-
Notifications
You must be signed in to change notification settings - Fork 3
Description
We want to be able to declare some amount of data processing on the level of DataSets. This is very much related to the users being able to declare layers of processing to help interpret a dataset (e.g. that a random set of bytes is actually a table in a CSV format; c.f. #17).
I would suggest fundamentally thinking about this on the level of dtypes (i.e. File, FileTree right now, but we want others like Table and Image too). That is, it conceptually a function taking one dtype in, and producing another one (possibly the same one). The implementation for each of these processors simply relies on the abstract interface of the dtype (e.g. an IO stream for File, or a Tables.jl-interface for a Table input).
A few examples:
- Decompressing a file is a
decompress(::File) -> Fileoperations. - Same for decrypting:
decrypt(::File; key=...) -> File. But sometimes you need to pass options as well, as we can't always automagically infer everything. - Unpacking a tarball:
unpack(::File) -> FileTree. - Parsing a table or an image:
table(::File) -> Tableorimage(::File) -> Image. - Even accessing files from a
FileTreeis really just aFileTree -> FileTree / Fileoperation.
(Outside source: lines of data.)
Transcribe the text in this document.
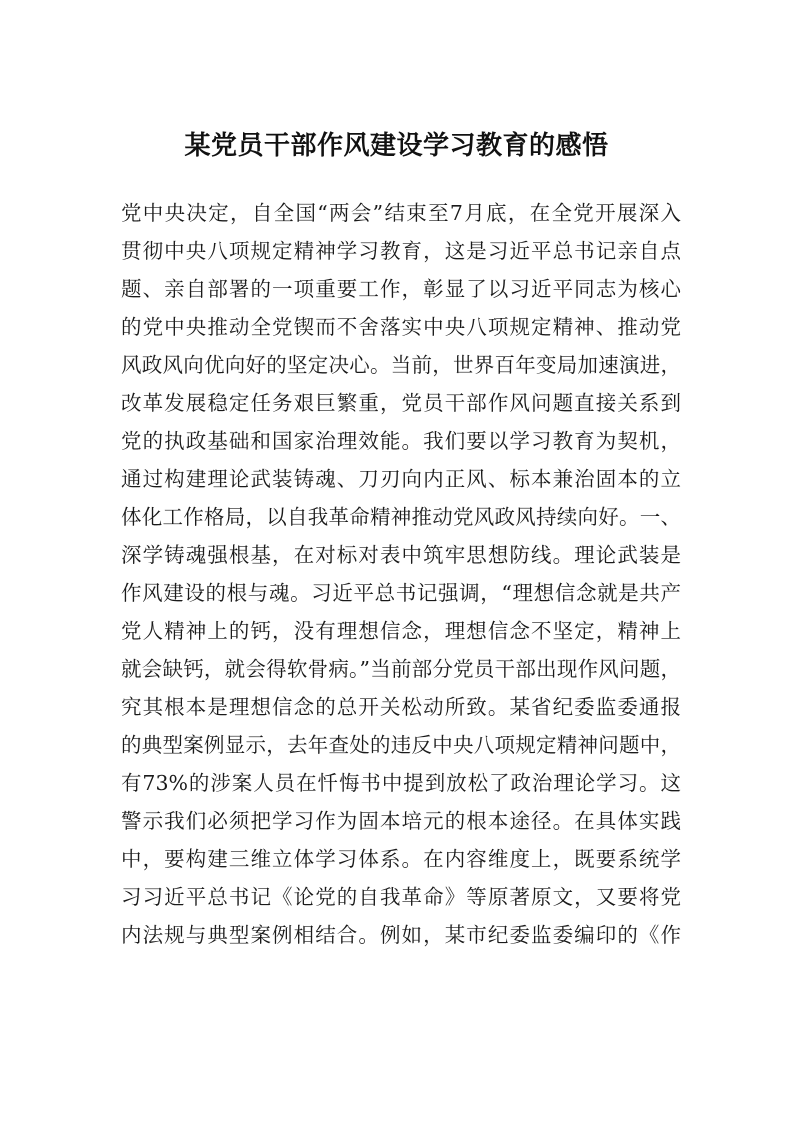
某党员干部作风建设学习教育的感悟
党中央决定，自全国“两会”结束至7月底，在全党开展深入
贯彻中央八项规定精神学习教育，这是习近平总书记亲自点
题、亲自部署的一项重要工作，彰显了以习近平同志为核心
的党中央推动全党锲而不舍落实中央八项规定精神、推动党
风政风向优向好的坚定决心。当前，世界百年变局加速演进，
改革发展稳定任务艰巨繁重，党员干部作风问题直接关系到
党的执政基础和国家治理效能。我们要以学习教育为契机，
通过构建理论武装铸魂、刀刃向内正风、标本兼治固本的立
体化工作格局，以自我革命精神推动党风政风持续向好。一、
深学铸魂强根基，在对标对表中筑牢思想防线。理论武装是
作风建设的根与魂。习近平总书记强调，“理想信念就是共产
党人精神上的钙，没有理想信念，理想信念不坚定，精神上
就会缺钙，就会得软骨病。”当前部分党员干部出现作风问题，
究其根本是理想信念的总开关松动所致。某省纪委监委通报
的典型案例显示，去年查处的违反中央八项规定精神问题中，
有73%的涉案人员在忏悔书中提到放松了政治理论学习。这
警示我们必须把学习作为固本培元的根本途径。在具体实践
中，要构建三维立体学习体系。在内容维度上，既要系统学
习习近平总书记《论党的自我革命》等原著原文，又要将党
内法规与典型案例相结合。例如，某市纪委监委编印的《作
This quite naturally lends itself to forming a pipeline
open(File, dataset("an_encrypted_tar_gz")) |> decrypt(key = ...) |> decompress |> unpack
I imagine such operations be implemented in a separate packages. They depend on DataSets, and any other packages providing dtypes. On the other hand, they would mostly be interface packages for other package (e.g. DataSetTables.jl would probably depend on multiple tabular data formats, like CSV.jl and Arrow.jl).
I also imagine that this pipeline will largely be implemented lazily, although that would be an implementation detail.
Declared layers
Once you have that general logic of transforming between dtypes, you can take advantage of this to implement the layers of #17. Each layer is just a call to one of these processors.
A question is how to declare this in the metadata (e.g. TOML file). One possibility is to declare the Julia function in processor = "DataSetTables.table". It should then have a method (::File, config::Dict) -> Table method. config would correspond to (optional) configuration parameters defined in the metadata.
For first iteration, I wouldn't worry too much about code loading. It's up to the user to make sure they have the correct package / module in the Project.toml and loaded. At some point we could add package UUIDs and compat checks to the Data.toml.